Russell-Newton / TikTokPy

Extract data from TikTok without needing any login information or API keys.
https://pypi.org/project/tiktokapipy/
MIT License
214 stars 28 forks source link

Cannot grab comments #9

Closed packoverflowruss closed 1 year ago

packoverflowruss commented 1 year ago

UserWarning: Was unable to collect comments. A second attempt might work.

from tiktokapipy.api import TikTokAPI

video_url = "https://www.tiktok.com/@lindamaittm/video/7183294139855850794"

with TikTokAPI(navigation_retries=2, navigation_timeout=10, scroll_down_time=60) as api:
    video = api.video(video_url)
    print(video.comments)
Russell-Newton commented 1 year ago

Looking more into this issue, it looks like for whatever reason, when a Playwright chromium browser opens up TIkTok, only the request to collect comments from TikTok's API results in a CORS error. I'll keep looking into this.

packoverflowruss commented 1 year ago

Looking more into this issue, it looks like for whatever reason, when a Playwright chromium browser opens up TIkTok, only the request to collect comments from TikTok's API results in a CORS error. I'll keep looking into this.

Thank you! Appreciate it.

terrok9 commented 1 year ago

Hello! I am having the same issue. Can I have an update of the current workaround? Maybe I can help. Have a nice day.

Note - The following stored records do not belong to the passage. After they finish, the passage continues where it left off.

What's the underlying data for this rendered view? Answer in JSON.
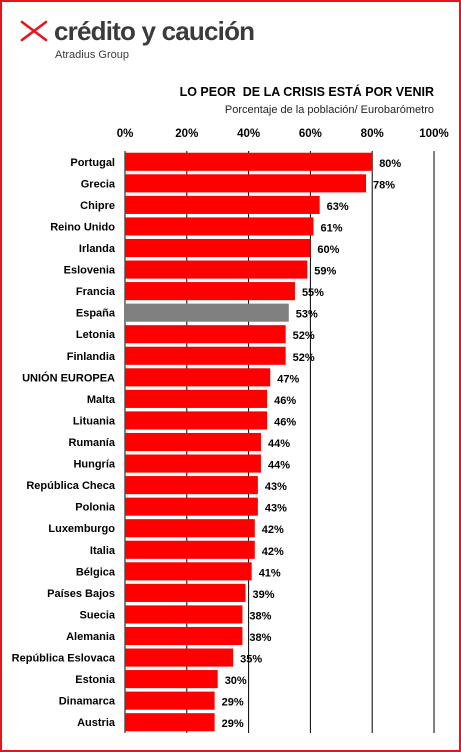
{
  "logo": {
    "name": "crédito y caución",
    "group": "Atradius Group",
    "mark_color": "#e8141b"
  },
  "colors": {
    "bar": "#ff0000",
    "highlight_bar": "#808080",
    "frame": "#e8141b"
  },
  "chart_data": {
    "type": "bar",
    "orientation": "horizontal",
    "title": "LO PEOR  DE LA CRISIS ESTÁ POR VENIR",
    "subtitle": "Porcentaje de la población/ Eurobarómetro",
    "xlim": [
      0,
      100
    ],
    "xticks": [
      "0%",
      "20%",
      "40%",
      "60%",
      "80%",
      "100%"
    ],
    "grid": "vertical",
    "highlight_category": "España",
    "categories": [
      "Portugal",
      "Grecia",
      "Chipre",
      "Reino Unido",
      "Irlanda",
      "Eslovenia",
      "Francia",
      "España",
      "Letonia",
      "Finlandia",
      "UNIÓN EUROPEA",
      "Malta",
      "Lituania",
      "Rumanía",
      "Hungría",
      "República Checa",
      "Polonia",
      "Luxemburgo",
      "Italia",
      "Bélgica",
      "Países Bajos",
      "Suecia",
      "Alemania",
      "República Eslovaca",
      "Estonia",
      "Dinamarca",
      "Austria"
    ],
    "values": [
      80,
      78,
      63,
      61,
      60,
      59,
      55,
      53,
      52,
      52,
      47,
      46,
      46,
      44,
      44,
      43,
      43,
      42,
      42,
      41,
      39,
      38,
      38,
      35,
      30,
      29,
      29
    ],
    "value_labels": [
      "80%",
      "78%",
      "63%",
      "61%",
      "60%",
      "59%",
      "55%",
      "53%",
      "52%",
      "52%",
      "47%",
      "46%",
      "46%",
      "44%",
      "44%",
      "43%",
      "43%",
      "42%",
      "42%",
      "41%",
      "39%",
      "38%",
      "38%",
      "35%",
      "30%",
      "29%",
      "29%"
    ]
  }
}
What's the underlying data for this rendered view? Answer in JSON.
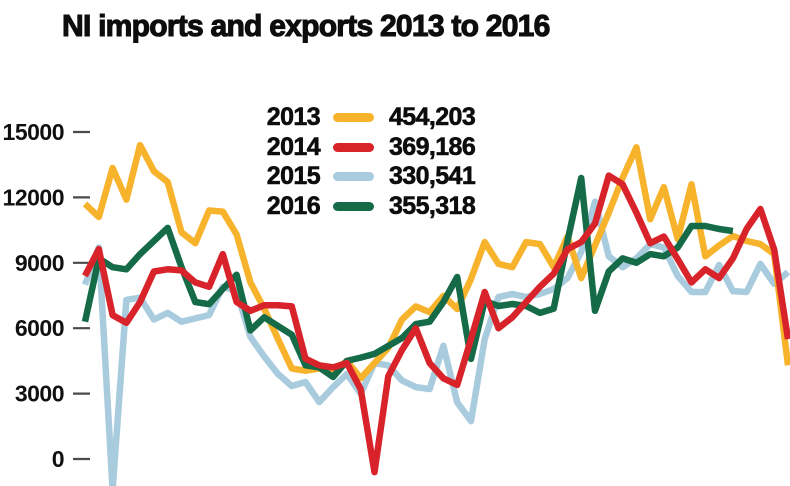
{
  "title": "NI imports and exports 2013 to 2016",
  "chart_data": {
    "type": "line",
    "title": "NI imports and exports 2013 to 2016",
    "x_unit": "week of year (1-52), no x-axis labels shown",
    "ylabel": "",
    "ylim": [
      -1500,
      15500
    ],
    "yticks": [
      15000,
      12000,
      9000,
      6000,
      3000,
      0
    ],
    "grid": false,
    "legend_position": "top-center",
    "tick_color": "#4a4a4a",
    "label_color": "#101010",
    "draw_order": [
      "2015",
      "2013",
      "2016",
      "2014"
    ],
    "series": [
      {
        "name": "2013",
        "total_label": "454,203",
        "color": "#F8B32D",
        "values": [
          11700,
          11100,
          13350,
          11900,
          14400,
          13200,
          12700,
          10400,
          9900,
          11400,
          11350,
          10300,
          8100,
          6900,
          5500,
          4150,
          4050,
          4150,
          4000,
          4500,
          3700,
          4400,
          5100,
          6400,
          7000,
          6740,
          7480,
          6880,
          8260,
          9950,
          8950,
          8800,
          9950,
          9860,
          8800,
          10200,
          8300,
          9800,
          11300,
          12900,
          14300,
          11000,
          12470,
          10090,
          12600,
          9300,
          9800,
          10230,
          10000,
          9860,
          9400,
          4300
        ]
      },
      {
        "name": "2014",
        "total_label": "369,186",
        "color": "#D8232A",
        "values": [
          8400,
          9630,
          6600,
          6250,
          7200,
          8600,
          8700,
          8650,
          8100,
          7900,
          9400,
          7200,
          6800,
          7050,
          7050,
          7000,
          4600,
          4300,
          4200,
          4400,
          3200,
          -600,
          3800,
          5000,
          6000,
          4400,
          3700,
          3400,
          5500,
          7660,
          6000,
          6500,
          7200,
          7900,
          8500,
          9630,
          9950,
          10800,
          13000,
          12600,
          11300,
          9900,
          10200,
          9170,
          8100,
          8700,
          8300,
          9200,
          10550,
          11470,
          9600,
          5500
        ]
      },
      {
        "name": "2015",
        "total_label": "330,541",
        "color": "#A9CBDE",
        "values": [
          8000,
          9700,
          -1400,
          7300,
          7400,
          6400,
          6700,
          6300,
          6450,
          6600,
          7900,
          7700,
          5600,
          4700,
          3900,
          3350,
          3530,
          2610,
          3300,
          3900,
          3000,
          4400,
          4300,
          3600,
          3300,
          3210,
          5190,
          2600,
          1740,
          5500,
          7430,
          7570,
          7430,
          7570,
          7800,
          8300,
          9500,
          11800,
          9300,
          8800,
          9200,
          9860,
          9700,
          8400,
          7660,
          7660,
          8900,
          7700,
          7660,
          8950,
          8030,
          8580
        ]
      },
      {
        "name": "2016",
        "total_label": "355,318",
        "color": "#156B47",
        "values": [
          6300,
          9200,
          8800,
          8700,
          9400,
          10000,
          10600,
          8800,
          7200,
          7100,
          7800,
          8450,
          5900,
          6500,
          6100,
          5700,
          4300,
          4200,
          3760,
          4500,
          4650,
          4820,
          5190,
          5550,
          6190,
          6300,
          7200,
          8350,
          4590,
          7250,
          7020,
          7110,
          7020,
          6700,
          6900,
          10000,
          12890,
          6800,
          8600,
          9200,
          9000,
          9400,
          9300,
          9700,
          10690,
          10690,
          10550,
          10460
        ]
      }
    ]
  }
}
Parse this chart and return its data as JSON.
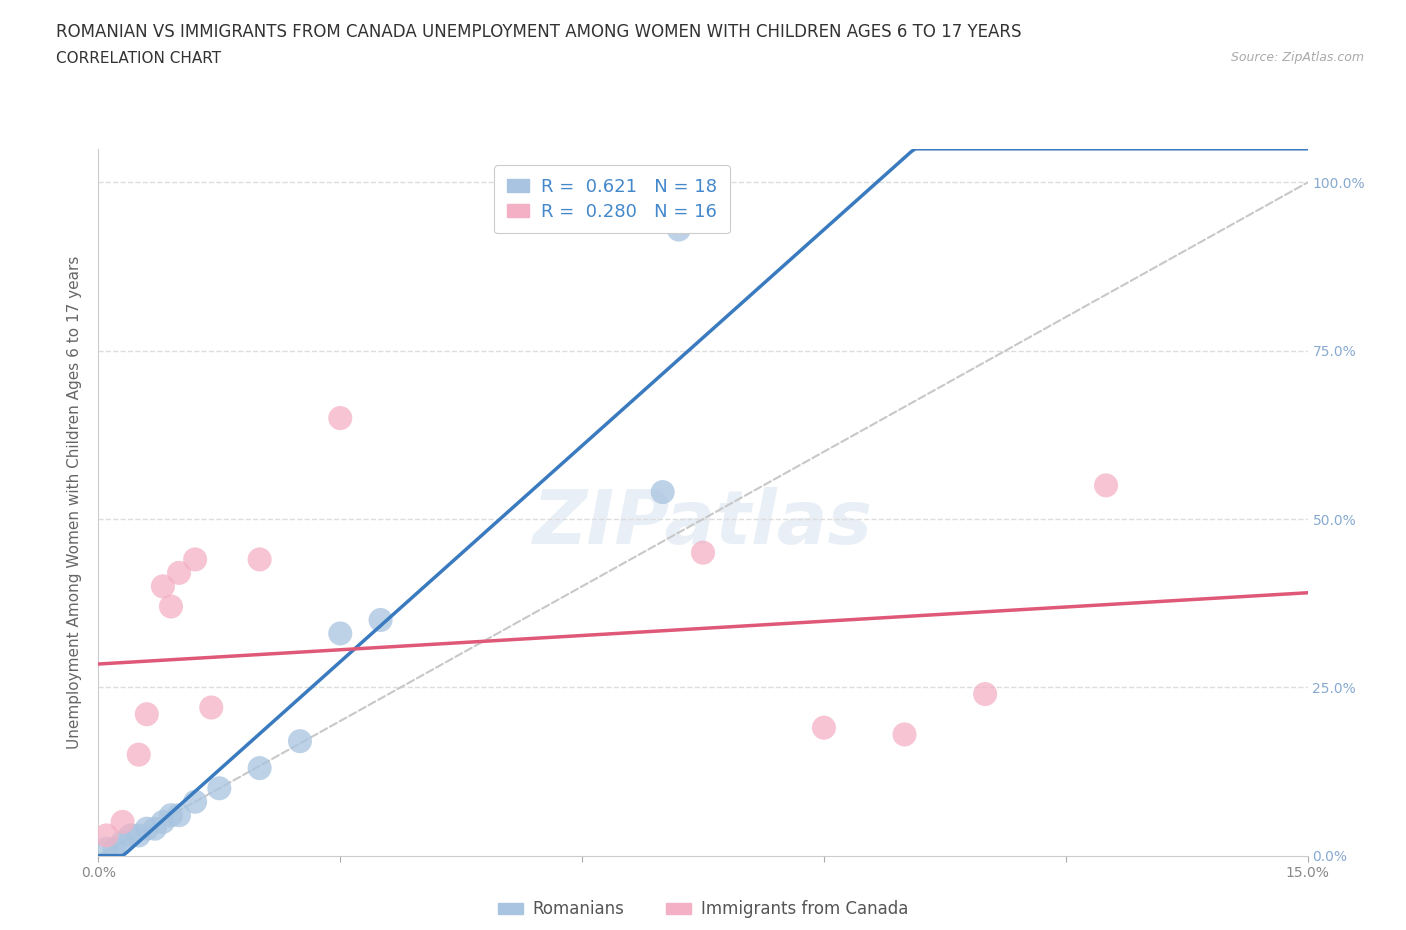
{
  "title": "ROMANIAN VS IMMIGRANTS FROM CANADA UNEMPLOYMENT AMONG WOMEN WITH CHILDREN AGES 6 TO 17 YEARS",
  "subtitle": "CORRELATION CHART",
  "source": "Source: ZipAtlas.com",
  "ylabel": "Unemployment Among Women with Children Ages 6 to 17 years",
  "xlim": [
    0.0,
    0.15
  ],
  "ylim": [
    0.0,
    1.05
  ],
  "yticks": [
    0.0,
    0.25,
    0.5,
    0.75,
    1.0
  ],
  "yticklabels_right": [
    "100.0%",
    "75.0%",
    "50.0%",
    "25.0%",
    "0.0%"
  ],
  "yticklabels_right_vals": [
    1.0,
    0.75,
    0.5,
    0.25,
    0.0
  ],
  "xtick_positions": [
    0.0,
    0.03,
    0.06,
    0.09,
    0.12,
    0.15
  ],
  "xticklabels": [
    "0.0%",
    "",
    "",
    "",
    "",
    "15.0%"
  ],
  "legend_labels": [
    "Romanians",
    "Immigrants from Canada"
  ],
  "r_romanian": 0.621,
  "n_romanian": 18,
  "r_canada": 0.28,
  "n_canada": 16,
  "romanian_color": "#a8c4e0",
  "canada_color": "#f4b0c4",
  "romanian_line_color": "#3a7abf",
  "canada_line_color": "#e05878",
  "diagonal_color": "#c8c8c8",
  "background_color": "#ffffff",
  "watermark": "ZIPatlas",
  "romanian_scatter_x": [
    0.001,
    0.002,
    0.003,
    0.004,
    0.005,
    0.006,
    0.007,
    0.008,
    0.009,
    0.01,
    0.012,
    0.015,
    0.02,
    0.025,
    0.03,
    0.035,
    0.07,
    0.072
  ],
  "romanian_scatter_y": [
    0.01,
    0.01,
    0.02,
    0.03,
    0.03,
    0.04,
    0.04,
    0.05,
    0.06,
    0.06,
    0.08,
    0.1,
    0.13,
    0.17,
    0.33,
    0.35,
    0.54,
    0.93
  ],
  "canada_scatter_x": [
    0.001,
    0.003,
    0.005,
    0.006,
    0.008,
    0.009,
    0.01,
    0.012,
    0.014,
    0.02,
    0.03,
    0.075,
    0.09,
    0.1,
    0.11,
    0.125
  ],
  "canada_scatter_y": [
    0.03,
    0.05,
    0.15,
    0.21,
    0.4,
    0.37,
    0.42,
    0.44,
    0.22,
    0.44,
    0.65,
    0.45,
    0.19,
    0.18,
    0.24,
    0.55
  ],
  "title_fontsize": 12,
  "subtitle_fontsize": 11,
  "axis_label_fontsize": 11,
  "tick_fontsize": 10,
  "legend_fontsize": 12,
  "scatter_size": 300,
  "grid_color": "#dddddd",
  "right_tick_color": "#88aad0"
}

Russell-Newton commented 1 year ago

Its looking like this might be an issue with either Chromium or Playwright.

In a vanilla instance of Playwright v1.29.0, try doing:

from playwright.sync_api import sync_playwright

playwright = sync_playwright().start()
browser = playwright.chromium.launch(headless=False)
page = browser.new_page()

Then navigate in the page to any TikTok video. Keep an eye on the dev console and the network tab.

You should be able to see that an API request is rejected due to a CORS error. Specifically, this is the request that grabs comments. For whatever reason, this one specific request is blocked on the Playwright browser instance.

I'm going to try different browser versions that come with Playwright as well as different versions of Playwright to see if it works in any of them.

Edit: It works in Playwright v1.29.0 only wtih playwright.firefox.launch. Chromium and WebKit don't seem to work. Chromium also doesn't work in v1.26

terrok9 commented 1 year ago

I see! Thanks for the update. I will try to modify the package and maybe do a pull request with my workaround. I am thinking in calling playwright.firefox.launch when passed on top of the API class.

Furthermore, I will research the behaviour of the API in Chromium. Maybe other installation of Chromium should work too or opening to a test Tiktok API endpoint.

Russell-Newton commented 1 year ago

Good idea. The place to update would be in __enter__ in the sync API and __aenter__ in the async API.

terrok9 commented 1 year ago

I added playwright firefox support in order to solve this issue just for now #17.

Russell-Newton commented 1 year ago

Fixed in v0.1.9.post1